Fluorrichterit ist ein seltenes Mineral, das nur von einem Fundort bekannt ist. Es wird nahe Wilberforce, Ontario in einer Skarn-Formation gefunden. Der Skarn ist ein Begriff für ein Gestein, das ein Produkt eines magmatischen Körpers mit einer chemisch ungewöhnlichen Zusammensetzung und "schmutzigen" Kalkstein kristallisiert hat. Der "schmutzige" Kalkstein besteht nicht nur aus Calcit, CaCO3, wie "sauberer" Kalkstein, sondern ist gemischt mit Silikaten und/oder Phosphaten, usw. Diese Mischung der heißen Flüssigkeiten und Gase des Magmas mit den unterschiedlichen Mineralien des "schmutzigen" Kalksteins erzeugt einige interessante und seltene Mineralien nach der Rekristallisierung.
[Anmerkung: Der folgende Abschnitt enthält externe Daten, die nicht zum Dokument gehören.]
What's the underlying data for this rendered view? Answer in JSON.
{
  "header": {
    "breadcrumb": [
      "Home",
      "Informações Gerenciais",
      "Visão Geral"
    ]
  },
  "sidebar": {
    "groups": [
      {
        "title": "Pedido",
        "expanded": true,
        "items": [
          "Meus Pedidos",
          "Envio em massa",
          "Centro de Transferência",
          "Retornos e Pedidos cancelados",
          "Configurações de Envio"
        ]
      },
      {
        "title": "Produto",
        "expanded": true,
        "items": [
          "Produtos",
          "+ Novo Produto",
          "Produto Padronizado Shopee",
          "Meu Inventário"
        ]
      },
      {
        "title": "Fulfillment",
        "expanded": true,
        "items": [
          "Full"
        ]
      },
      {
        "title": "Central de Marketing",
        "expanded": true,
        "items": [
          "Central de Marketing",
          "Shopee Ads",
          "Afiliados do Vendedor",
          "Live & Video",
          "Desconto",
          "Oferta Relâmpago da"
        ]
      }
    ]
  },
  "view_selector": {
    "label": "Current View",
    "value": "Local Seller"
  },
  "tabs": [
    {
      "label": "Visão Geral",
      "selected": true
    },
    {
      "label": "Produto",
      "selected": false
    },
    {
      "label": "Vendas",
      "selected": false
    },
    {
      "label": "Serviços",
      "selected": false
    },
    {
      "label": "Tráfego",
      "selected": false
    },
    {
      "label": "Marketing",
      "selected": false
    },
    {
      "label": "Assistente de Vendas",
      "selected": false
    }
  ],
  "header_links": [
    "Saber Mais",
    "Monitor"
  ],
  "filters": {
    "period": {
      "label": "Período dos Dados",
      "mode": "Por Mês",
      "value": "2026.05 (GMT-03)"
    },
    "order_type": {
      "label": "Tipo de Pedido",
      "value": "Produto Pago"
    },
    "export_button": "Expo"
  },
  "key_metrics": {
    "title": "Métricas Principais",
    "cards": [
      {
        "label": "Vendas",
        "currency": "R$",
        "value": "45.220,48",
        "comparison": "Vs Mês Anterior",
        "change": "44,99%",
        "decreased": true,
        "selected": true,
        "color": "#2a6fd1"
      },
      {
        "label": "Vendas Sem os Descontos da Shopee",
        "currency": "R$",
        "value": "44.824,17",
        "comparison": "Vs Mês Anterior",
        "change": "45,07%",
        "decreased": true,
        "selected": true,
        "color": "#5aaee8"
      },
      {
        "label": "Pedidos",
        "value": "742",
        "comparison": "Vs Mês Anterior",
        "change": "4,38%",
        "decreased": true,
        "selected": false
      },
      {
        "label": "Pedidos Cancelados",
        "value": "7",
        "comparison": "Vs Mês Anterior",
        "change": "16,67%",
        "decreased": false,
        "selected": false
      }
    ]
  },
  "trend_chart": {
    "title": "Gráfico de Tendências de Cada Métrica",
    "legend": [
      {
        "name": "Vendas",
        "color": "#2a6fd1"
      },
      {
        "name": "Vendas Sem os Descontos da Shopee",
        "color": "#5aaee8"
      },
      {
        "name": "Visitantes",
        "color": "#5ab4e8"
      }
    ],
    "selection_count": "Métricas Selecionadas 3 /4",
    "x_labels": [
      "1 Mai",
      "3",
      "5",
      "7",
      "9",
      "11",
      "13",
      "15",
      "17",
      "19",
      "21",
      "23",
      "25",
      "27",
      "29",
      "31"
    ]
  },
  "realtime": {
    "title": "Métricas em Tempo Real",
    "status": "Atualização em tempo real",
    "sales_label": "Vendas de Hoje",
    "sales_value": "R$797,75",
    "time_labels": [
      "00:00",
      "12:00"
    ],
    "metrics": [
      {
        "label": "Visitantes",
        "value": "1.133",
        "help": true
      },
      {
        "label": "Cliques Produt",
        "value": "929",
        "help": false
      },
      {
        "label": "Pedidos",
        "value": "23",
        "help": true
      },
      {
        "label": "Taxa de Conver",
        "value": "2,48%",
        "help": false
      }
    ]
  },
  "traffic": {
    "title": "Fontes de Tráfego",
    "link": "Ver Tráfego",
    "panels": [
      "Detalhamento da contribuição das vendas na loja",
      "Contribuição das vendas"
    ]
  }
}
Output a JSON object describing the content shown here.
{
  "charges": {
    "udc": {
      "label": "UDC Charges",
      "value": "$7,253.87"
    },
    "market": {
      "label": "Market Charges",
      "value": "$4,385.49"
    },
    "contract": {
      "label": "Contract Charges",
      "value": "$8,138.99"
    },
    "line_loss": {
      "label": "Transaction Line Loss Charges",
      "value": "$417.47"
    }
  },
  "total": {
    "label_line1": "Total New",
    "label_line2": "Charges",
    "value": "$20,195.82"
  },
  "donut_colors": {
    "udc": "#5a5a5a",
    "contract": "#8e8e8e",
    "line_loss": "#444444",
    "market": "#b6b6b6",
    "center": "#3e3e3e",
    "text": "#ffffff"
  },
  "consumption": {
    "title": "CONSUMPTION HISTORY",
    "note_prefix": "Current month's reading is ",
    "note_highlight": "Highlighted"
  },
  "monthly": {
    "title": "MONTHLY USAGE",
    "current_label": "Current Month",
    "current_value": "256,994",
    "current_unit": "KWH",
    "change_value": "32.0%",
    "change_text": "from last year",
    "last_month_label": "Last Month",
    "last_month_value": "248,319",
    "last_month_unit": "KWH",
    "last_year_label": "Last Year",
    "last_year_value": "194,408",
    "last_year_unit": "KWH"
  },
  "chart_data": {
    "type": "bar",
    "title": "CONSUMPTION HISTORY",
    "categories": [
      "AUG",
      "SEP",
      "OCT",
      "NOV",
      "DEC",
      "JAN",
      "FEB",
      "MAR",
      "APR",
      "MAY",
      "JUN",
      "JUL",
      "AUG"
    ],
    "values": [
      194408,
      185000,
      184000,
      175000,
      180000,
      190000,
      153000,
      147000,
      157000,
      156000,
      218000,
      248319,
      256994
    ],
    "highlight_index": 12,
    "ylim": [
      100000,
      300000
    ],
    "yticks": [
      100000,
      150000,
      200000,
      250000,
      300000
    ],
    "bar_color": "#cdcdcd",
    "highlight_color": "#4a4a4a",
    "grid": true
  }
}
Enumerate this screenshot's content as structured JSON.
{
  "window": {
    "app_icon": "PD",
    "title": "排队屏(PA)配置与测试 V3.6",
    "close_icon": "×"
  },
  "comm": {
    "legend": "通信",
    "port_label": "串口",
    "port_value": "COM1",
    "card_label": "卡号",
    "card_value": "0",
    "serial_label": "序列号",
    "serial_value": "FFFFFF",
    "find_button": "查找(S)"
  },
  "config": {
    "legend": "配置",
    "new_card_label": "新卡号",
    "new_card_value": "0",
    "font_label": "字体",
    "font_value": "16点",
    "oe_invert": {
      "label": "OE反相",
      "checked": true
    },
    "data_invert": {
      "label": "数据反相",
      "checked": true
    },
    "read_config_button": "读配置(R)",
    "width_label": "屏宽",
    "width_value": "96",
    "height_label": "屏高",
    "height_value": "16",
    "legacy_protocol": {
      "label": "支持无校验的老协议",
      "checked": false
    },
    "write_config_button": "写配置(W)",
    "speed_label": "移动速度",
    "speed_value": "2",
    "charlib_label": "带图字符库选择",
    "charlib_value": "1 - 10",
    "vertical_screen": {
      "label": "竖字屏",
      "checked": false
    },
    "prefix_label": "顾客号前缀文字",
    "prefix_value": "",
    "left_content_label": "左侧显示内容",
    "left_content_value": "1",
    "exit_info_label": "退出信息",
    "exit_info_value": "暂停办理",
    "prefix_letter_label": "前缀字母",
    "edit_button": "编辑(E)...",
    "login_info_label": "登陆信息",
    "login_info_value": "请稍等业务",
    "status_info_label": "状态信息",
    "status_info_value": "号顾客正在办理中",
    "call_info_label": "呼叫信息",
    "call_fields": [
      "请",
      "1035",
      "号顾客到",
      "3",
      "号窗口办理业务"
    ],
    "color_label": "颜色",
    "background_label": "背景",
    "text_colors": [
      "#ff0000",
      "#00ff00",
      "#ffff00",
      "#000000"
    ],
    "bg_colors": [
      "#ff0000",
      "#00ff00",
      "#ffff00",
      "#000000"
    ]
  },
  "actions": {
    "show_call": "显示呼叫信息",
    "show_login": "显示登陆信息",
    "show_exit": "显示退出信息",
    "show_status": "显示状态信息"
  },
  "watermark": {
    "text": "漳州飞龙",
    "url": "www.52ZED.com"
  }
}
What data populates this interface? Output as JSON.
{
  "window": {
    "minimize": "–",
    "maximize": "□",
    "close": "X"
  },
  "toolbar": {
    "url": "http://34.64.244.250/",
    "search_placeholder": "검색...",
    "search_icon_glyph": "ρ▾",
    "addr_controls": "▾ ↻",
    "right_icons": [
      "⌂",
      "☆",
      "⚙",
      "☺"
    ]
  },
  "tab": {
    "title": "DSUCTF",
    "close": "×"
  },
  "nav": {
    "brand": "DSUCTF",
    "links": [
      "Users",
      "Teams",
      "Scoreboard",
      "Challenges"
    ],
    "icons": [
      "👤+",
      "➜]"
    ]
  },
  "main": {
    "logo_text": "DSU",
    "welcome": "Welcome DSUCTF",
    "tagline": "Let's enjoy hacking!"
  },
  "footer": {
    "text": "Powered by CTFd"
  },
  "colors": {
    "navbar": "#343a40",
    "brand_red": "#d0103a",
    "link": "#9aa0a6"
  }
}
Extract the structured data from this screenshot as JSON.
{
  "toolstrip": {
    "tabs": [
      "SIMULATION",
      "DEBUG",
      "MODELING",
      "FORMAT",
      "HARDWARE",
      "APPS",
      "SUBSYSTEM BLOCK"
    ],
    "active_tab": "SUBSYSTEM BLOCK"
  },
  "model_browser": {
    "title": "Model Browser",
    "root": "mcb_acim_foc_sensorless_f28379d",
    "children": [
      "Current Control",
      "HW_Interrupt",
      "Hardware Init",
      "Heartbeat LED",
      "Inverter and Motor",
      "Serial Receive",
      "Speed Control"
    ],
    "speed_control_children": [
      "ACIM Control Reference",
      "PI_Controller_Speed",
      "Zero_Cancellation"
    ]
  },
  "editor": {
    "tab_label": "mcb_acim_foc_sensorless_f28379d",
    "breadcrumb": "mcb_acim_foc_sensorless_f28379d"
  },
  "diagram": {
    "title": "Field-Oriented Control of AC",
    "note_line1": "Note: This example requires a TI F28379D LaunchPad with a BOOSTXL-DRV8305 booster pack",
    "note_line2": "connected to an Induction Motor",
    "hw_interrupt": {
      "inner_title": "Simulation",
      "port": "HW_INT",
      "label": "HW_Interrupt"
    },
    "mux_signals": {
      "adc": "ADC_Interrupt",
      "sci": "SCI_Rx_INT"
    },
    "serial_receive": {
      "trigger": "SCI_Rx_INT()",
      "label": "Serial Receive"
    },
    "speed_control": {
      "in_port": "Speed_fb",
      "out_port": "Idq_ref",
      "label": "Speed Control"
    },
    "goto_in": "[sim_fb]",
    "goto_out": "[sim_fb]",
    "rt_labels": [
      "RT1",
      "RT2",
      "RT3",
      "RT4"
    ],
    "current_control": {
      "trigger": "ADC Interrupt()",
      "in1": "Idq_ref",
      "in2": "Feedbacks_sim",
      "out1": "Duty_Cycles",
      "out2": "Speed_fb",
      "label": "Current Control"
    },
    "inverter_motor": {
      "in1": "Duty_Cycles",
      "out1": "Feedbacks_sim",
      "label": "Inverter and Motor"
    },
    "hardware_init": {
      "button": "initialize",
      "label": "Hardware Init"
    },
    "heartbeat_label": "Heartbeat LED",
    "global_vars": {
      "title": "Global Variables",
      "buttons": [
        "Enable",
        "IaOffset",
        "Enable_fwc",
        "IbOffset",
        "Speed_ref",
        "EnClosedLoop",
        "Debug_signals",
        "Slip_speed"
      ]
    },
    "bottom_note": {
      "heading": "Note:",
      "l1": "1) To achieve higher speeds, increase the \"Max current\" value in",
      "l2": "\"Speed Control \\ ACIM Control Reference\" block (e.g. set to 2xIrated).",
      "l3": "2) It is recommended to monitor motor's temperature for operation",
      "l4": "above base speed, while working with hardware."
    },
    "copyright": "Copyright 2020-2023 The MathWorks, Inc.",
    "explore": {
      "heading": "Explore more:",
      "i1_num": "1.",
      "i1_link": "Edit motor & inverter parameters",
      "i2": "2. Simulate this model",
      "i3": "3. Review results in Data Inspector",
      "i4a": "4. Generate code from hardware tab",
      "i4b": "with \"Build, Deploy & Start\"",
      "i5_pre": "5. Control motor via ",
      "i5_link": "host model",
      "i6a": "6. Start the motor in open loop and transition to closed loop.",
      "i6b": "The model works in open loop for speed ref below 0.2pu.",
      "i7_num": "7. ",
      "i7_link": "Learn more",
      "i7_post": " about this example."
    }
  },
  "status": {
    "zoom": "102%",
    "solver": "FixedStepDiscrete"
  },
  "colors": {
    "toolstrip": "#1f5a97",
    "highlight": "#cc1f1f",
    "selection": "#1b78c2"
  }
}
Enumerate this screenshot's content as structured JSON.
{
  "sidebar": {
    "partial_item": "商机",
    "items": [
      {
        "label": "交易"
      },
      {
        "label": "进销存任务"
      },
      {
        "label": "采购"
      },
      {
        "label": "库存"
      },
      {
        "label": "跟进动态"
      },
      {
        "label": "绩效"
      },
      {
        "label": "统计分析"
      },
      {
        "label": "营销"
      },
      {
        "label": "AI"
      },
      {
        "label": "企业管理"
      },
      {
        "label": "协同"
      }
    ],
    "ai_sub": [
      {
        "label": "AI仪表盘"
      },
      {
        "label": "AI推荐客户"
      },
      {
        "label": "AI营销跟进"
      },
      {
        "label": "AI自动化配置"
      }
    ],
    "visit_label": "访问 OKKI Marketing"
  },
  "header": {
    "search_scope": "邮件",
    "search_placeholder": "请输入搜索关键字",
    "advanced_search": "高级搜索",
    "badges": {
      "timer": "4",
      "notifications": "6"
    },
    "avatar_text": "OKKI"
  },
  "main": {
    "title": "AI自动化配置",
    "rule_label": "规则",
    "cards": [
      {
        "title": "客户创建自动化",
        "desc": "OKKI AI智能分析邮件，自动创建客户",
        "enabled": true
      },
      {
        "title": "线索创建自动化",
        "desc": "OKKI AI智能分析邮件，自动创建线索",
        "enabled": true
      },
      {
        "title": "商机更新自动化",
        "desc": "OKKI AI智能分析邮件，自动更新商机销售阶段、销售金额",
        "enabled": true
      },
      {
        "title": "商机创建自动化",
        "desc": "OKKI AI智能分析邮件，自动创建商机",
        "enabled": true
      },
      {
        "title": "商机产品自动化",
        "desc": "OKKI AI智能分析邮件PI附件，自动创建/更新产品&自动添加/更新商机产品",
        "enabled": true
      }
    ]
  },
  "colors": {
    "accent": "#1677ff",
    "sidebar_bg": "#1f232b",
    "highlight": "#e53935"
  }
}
Eines dieser Mineralien ist Fluorrichterit.

Fluorrichterit bildet gut geformte Kristalle, die einen schönen perligen Glanz haben können. Sein Glanz ist stärker wie die der anderen Mitglieder der Amphibol-Gruppe, wahrscheinlich aufgrund des Fluors, das von der ungewöhnlichen Zusammensetzung des Magmas kommt. Gemischt mit Fluorrichterit in dem weiß rekristallisierten Calcit des Skarns und gut geformten Kristallen des Biotits bilden besondere Mineralproben.

Fluorrichterit ist ein neues Mineral, das erst 1996 offiziell registriert wurde. Da es aber bereits seit Jahren gesammelt wurde, hat es zahlreiche, z.T. auch falsche Namen erhalten, wie Fluor-Silicic-Edenit, Richterit, Augit.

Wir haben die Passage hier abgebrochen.